Summerhall, Edinburgh – until 28 August 2022
Guest reviewer: Bryony Rae Taylor
Twenty-one-year-old Catriona is very good at lying. She knows she isn’t supposed to, but she just can’t help herself when a ‘not unhandsome’ American man comes into the pub where she works. Craving some exhilaration and a reprieve from her mother’s grilling about whether she is living an exciting life yet or not, Catriona takes American Man on a wild goose chase of tall tales around her small home town in Northern Ireland.
Lies upon lies accumulate, exponentially becoming bombastic stories of BLOOD and GORE and VIOLENCE. Rachael Rooney’s performance is appropriately frenetic: her (incredible) eyebrows threaten to escape her face as they seem to rise higher with every untruth. She bounds across the stage, making intense eye contact with the audience as she goes, reeling them into her world of deception.

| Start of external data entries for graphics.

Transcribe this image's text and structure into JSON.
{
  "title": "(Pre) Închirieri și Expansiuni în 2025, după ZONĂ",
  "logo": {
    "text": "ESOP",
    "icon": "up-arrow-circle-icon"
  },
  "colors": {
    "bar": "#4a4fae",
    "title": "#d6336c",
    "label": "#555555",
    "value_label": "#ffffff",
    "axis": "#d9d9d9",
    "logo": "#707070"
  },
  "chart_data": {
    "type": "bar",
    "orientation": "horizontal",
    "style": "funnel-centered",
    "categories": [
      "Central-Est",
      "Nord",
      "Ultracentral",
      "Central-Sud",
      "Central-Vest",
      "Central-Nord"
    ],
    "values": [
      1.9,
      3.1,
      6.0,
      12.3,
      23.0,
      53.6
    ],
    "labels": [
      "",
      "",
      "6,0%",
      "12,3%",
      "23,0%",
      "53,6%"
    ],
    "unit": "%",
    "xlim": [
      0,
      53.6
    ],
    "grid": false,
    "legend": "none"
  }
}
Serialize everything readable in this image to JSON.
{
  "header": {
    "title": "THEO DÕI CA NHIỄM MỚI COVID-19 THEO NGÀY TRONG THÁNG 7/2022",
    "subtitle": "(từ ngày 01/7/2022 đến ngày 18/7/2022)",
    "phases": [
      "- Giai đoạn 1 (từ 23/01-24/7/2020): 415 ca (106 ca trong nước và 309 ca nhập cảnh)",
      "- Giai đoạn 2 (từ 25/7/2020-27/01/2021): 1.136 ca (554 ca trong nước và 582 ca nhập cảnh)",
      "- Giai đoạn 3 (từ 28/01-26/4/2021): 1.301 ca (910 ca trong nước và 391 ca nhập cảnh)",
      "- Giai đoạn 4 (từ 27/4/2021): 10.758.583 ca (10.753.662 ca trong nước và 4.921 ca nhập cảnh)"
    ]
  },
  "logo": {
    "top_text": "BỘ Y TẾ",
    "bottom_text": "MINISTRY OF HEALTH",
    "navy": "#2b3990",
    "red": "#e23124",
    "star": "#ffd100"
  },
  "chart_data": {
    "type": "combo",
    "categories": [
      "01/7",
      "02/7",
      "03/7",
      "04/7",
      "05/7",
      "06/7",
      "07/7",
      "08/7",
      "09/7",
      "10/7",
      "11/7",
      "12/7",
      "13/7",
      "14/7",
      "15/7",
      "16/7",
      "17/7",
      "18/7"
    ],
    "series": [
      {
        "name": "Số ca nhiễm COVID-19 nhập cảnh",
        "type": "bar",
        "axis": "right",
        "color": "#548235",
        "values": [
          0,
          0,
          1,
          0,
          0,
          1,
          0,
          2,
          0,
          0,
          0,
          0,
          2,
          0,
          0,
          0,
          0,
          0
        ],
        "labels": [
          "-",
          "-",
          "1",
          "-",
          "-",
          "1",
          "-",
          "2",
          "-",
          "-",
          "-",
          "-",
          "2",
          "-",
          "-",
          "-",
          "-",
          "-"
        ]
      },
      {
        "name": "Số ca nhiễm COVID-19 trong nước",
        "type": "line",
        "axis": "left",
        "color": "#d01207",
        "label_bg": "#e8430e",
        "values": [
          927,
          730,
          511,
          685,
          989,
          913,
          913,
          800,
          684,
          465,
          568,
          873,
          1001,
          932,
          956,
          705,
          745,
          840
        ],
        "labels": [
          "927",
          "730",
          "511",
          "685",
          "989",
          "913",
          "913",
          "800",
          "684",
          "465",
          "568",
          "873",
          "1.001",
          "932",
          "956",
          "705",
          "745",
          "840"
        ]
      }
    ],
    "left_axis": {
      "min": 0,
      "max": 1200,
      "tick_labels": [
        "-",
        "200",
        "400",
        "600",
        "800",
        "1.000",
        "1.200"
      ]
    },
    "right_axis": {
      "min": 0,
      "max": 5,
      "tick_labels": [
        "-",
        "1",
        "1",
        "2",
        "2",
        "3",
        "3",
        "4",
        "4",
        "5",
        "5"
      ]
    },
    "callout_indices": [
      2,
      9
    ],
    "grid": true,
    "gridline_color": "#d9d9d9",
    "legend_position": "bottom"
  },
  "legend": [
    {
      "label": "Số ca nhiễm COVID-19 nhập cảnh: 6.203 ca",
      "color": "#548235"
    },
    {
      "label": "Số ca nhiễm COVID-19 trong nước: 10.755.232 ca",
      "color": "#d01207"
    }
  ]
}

The set is deceivingly simple: a white sheet forms the backdrop and there are just two chairs and a light shade to set the scene. It makes the stage seem imbricated in the fallacy: we could be anywhere, at any time. The only sure thing is that Catriona has us captive.
Eoin McAndrew’s script is borderline cruel in that Rooney is required to deliver the frenzied prose in only an hour. But it is watertight. Hysterical in tone, speed, and funniness, and Fay Lomas’ direction ensures the writing is done justice. The Girl Who Was Very Good at Lying is slick, moving, and an absolute gem of the Fringe.